All this notwithstanding, the movie takes a surprisingly serious view of high-school machinations. It's to be commended for this. At the same time, the approach turns out to be a buzzkill. Waters and Fey never seem to quite realize that it's fun to plot the destruction of your enemies, and even more fun when your plan works to perfection. This realization is where the quest for teen popularity shades over into sociopathy, and the filmmakers are afraid to go there. They never get inside the heads of the mean girls, which is why The Plastics make for less than formidable adversaries.

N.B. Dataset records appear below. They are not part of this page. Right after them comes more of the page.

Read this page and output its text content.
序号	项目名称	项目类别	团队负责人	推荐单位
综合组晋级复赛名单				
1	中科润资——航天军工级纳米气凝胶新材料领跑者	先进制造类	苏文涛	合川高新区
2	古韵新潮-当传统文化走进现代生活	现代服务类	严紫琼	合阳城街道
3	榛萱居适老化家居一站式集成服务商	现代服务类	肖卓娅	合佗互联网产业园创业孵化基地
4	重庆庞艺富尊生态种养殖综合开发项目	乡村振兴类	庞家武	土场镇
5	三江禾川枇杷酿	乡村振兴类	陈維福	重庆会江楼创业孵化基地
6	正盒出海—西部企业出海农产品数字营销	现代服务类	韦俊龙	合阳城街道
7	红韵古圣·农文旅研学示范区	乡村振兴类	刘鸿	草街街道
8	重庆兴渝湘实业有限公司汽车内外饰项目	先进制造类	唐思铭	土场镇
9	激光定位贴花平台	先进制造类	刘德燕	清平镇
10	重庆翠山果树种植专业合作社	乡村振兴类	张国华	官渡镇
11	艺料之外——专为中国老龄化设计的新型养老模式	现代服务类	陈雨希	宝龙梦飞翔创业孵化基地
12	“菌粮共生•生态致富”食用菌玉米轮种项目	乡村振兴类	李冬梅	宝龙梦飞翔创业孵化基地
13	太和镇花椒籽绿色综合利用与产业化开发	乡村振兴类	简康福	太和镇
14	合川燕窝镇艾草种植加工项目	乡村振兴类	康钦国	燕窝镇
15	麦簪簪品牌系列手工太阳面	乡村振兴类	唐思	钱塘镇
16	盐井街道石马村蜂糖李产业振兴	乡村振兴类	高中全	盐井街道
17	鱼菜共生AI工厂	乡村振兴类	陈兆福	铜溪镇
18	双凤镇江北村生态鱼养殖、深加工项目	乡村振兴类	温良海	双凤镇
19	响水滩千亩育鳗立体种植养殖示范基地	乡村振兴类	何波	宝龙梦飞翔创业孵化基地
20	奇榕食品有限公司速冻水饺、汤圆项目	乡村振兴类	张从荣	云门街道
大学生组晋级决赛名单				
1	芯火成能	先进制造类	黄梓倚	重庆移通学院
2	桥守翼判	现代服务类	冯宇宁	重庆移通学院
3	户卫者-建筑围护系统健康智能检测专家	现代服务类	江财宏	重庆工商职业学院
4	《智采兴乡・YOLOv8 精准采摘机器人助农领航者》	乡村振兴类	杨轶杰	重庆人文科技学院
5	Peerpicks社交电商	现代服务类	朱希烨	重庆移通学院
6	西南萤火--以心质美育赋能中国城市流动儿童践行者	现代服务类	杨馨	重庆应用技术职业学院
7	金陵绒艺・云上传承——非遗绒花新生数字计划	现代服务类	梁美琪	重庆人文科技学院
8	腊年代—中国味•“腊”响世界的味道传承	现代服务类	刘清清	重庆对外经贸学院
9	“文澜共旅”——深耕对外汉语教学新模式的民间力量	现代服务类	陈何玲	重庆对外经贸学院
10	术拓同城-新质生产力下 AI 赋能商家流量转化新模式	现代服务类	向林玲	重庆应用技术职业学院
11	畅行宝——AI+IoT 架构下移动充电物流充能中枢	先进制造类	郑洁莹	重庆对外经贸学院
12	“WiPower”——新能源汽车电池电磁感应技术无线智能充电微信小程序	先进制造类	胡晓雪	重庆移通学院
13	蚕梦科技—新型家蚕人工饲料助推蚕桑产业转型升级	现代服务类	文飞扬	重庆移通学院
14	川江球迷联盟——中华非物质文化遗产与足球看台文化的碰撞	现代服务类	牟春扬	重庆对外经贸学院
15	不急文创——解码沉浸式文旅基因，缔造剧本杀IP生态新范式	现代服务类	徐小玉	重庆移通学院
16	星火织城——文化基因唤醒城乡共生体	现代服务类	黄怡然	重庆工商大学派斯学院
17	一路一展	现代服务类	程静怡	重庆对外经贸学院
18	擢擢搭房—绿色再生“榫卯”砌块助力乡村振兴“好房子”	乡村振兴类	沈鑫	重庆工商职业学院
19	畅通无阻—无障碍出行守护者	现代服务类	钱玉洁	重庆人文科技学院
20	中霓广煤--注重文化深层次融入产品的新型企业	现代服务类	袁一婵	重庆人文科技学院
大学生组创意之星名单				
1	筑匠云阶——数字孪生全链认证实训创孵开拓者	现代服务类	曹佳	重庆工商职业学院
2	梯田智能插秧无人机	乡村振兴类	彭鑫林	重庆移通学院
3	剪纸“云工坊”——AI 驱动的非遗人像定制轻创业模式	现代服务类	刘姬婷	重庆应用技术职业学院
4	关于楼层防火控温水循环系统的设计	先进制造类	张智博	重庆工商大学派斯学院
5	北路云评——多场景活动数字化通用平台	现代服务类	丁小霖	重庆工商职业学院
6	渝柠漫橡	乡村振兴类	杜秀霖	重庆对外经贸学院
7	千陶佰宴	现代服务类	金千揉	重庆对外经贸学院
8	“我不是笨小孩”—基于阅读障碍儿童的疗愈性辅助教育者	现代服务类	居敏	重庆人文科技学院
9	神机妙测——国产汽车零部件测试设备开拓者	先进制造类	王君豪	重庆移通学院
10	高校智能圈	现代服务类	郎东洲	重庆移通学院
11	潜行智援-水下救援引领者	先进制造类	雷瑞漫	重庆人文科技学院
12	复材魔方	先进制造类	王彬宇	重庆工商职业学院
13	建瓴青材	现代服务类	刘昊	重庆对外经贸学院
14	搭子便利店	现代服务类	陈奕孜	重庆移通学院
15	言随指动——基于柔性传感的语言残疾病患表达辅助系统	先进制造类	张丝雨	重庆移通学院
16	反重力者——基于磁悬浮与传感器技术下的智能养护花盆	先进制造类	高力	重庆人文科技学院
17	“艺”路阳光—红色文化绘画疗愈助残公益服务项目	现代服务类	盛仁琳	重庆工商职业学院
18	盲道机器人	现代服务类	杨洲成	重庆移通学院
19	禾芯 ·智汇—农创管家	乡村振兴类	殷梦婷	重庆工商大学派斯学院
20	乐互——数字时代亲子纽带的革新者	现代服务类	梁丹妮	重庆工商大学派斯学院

If Lohan had shown any real malevolence, she might have saved the film as well as stretching her range as an actress. She takes a good whack at it, but her Cady only comes off as snobbish and oblivious at her worst. Evan Rachel Wood could have really given the part the vicious edge it needs.

The script is based on a nonfiction book by Rosalind Wiseman about dealing with teens, and the movie reflects too much of its source's grown-up sensibility and self-help ethos. Cady's parents and the school's teachers (who include Fey herself) demonstrate a large degree of understanding. The only satire leveled at adults is through Regina's mom (Amy Poehler), a cosmetic surgery freak who dresses and acts like her daughter's teen-age friends as a way of clinging to her youth. (This bit of caricature is far more potent than the same character that Holly Hunter played in Thirteen.) For all the intelligence that they've put into this thing, the filmmakers never seem to realize the ways in which adult society often reinforces high-school behavior, telling kids that liability is a virtue in and of itself, that the best people are the ones who win popularity contests, and that there's something wrong with the kids who don't fit into a niche. Mean Girls ends with the adults helping the students realize the error of their ways, and even the meanest girls become better people. The movie is a message from grown-ups to kids that says, "Come to us. We've got the answers." That may be the biggest laugh of all.